General Motors on Tuesday announced plans to open an expansive battery research and development center at its sprawling Global Technical Center in Warren, Michigan.
The new battery lab will be called the Wallace Battery Cell Innovation Center, after former GM executive Bill Wallace, who led numerous battery projects, including development of the batteries that went into the Chevrolet Volt and Bolt EV.
The lab will be ready by mid-2022 and enable GM to move a number of its existing battery development operations under the one off. The lab is expected to produce its first prototype cells by the fourth quarter of 2022.
The researchers there will also experiment with new types of cell chemistry including pure silicon and solid-state designs, instead of traditional lithium-ion. They will also be tasked with developing new production methods that can be quickly implemented at battery plants from GM and its partners.

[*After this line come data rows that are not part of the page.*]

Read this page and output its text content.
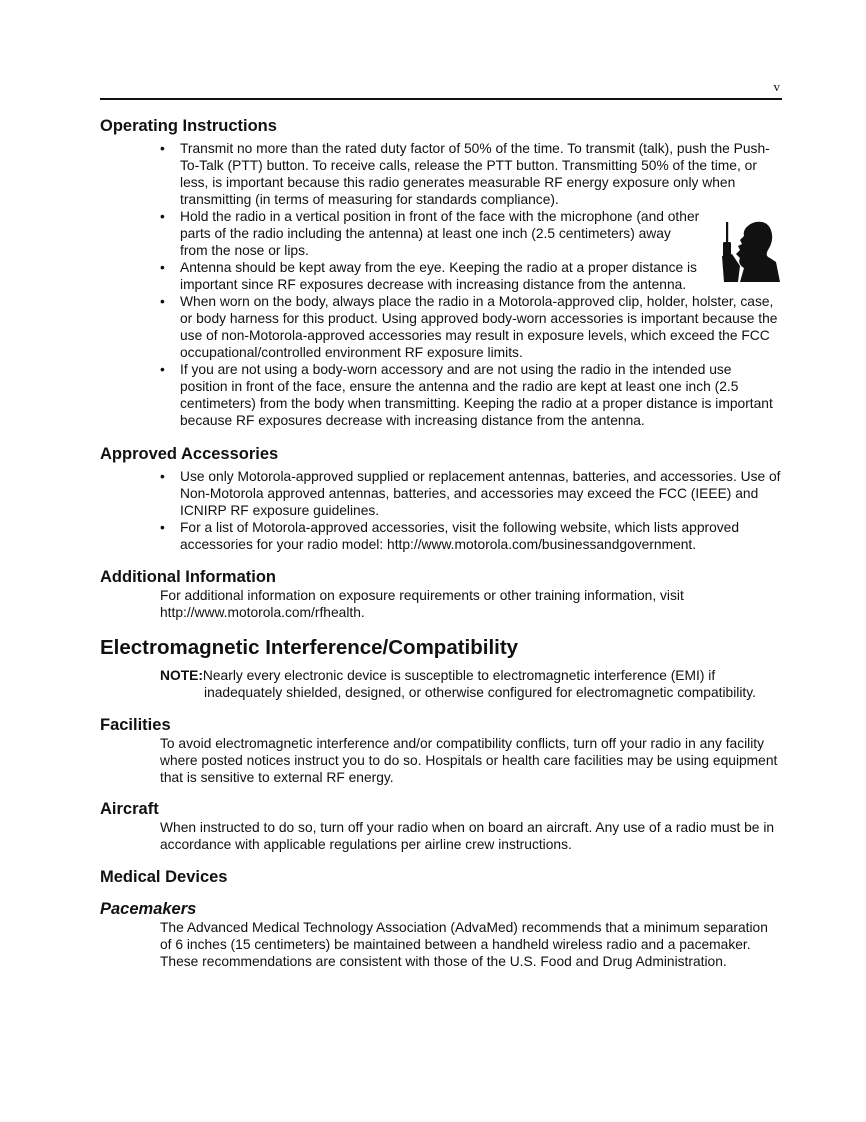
v
Operating Instructions
• Transmit no more than the rated duty factor of 50% of the time. To transmit (talk), push the Push-To-Talk (PTT) button. To receive calls, release the PTT button. Transmitting 50% of the time, or less, is important because this radio generates measurable RF energy exposure only when transmitting (in terms of measuring for standards compliance).
• Hold the radio in a vertical position in front of the face with the microphone (and other parts of the radio including the antenna) at least one inch (2.5 centimeters) away from the nose or lips.
• Antenna should be kept away from the eye. Keeping the radio at a proper distance is important since RF exposures decrease with increasing distance from the antenna.
• When worn on the body, always place the radio in a Motorola-approved clip, holder, holster, case, or body harness for this product. Using approved body-worn accessories is important because the use of non-Motorola-approved accessories may result in exposure levels, which exceed the FCC occupational/controlled environment RF exposure limits.
• If you are not using a body-worn accessory and are not using the radio in the intended use position in front of the face, ensure the antenna and the radio are kept at least one inch (2.5 centimeters) from the body when transmitting. Keeping the radio at a proper distance is important because RF exposures decrease with increasing distance from the antenna.
Approved Accessories
• Use only Motorola-approved supplied or replacement antennas, batteries, and accessories. Use of Non-Motorola approved antennas, batteries, and accessories may exceed the FCC (IEEE) and ICNIRP RF exposure guidelines.
• For a list of Motorola-approved accessories, visit the following website, which lists approved accessories for your radio model: http://www.motorola.com/businessandgovernment.
Additional Information

For additional information on exposure requirements or other training information, visit http://www.motorola.com/rfhealth.

Electromagnetic Interference/Compatibility
NOTE:Nearly every electronic device is susceptible to electromagnetic interference (EMI) if inadequately shielded, designed, or otherwise configured for electromagnetic compatibility.
Facilities

To avoid electromagnetic interference and/or compatibility conflicts, turn off your radio in any facility where posted notices instruct you to do so. Hospitals or health care facilities may be using equipment that is sensitive to external RF energy.

Aircraft

When instructed to do so, turn off your radio when on board an aircraft. Any use of a radio must be in accordance with applicable regulations per airline crew instructions.

Medical Devices
Pacemakers

The Advanced Medical Technology Association (AdvaMed) recommends that a minimum separation of 6 inches (15 centimeters) be maintained between a handheld wireless radio and a pacemaker. These recommendations are consistent with those of the U.S. Food and Drug Administration.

The lab is also designed with expansion in mind. GM expects it to grow to at least three times the initial size as demand for electric vehicles grow. GM is committed to launching 30 EVs through 2025.
GM is only just rolling out its first electric vehicles powered by Ultium batteries, a technology that in certain vehicles will deliver up to 450 miles of range. However, the automaker is already deep in the development of next-generation Ultium batteries that will deliver even more range and be cheaper to produce.
GM's target is for the next-gen Ultium batteries to have a 60% lower cost. GM has previously hinted at battery cells with reduced cobalt and even some zero-cobalt designs. Cobalt is the most expensive material used in existing battery cells.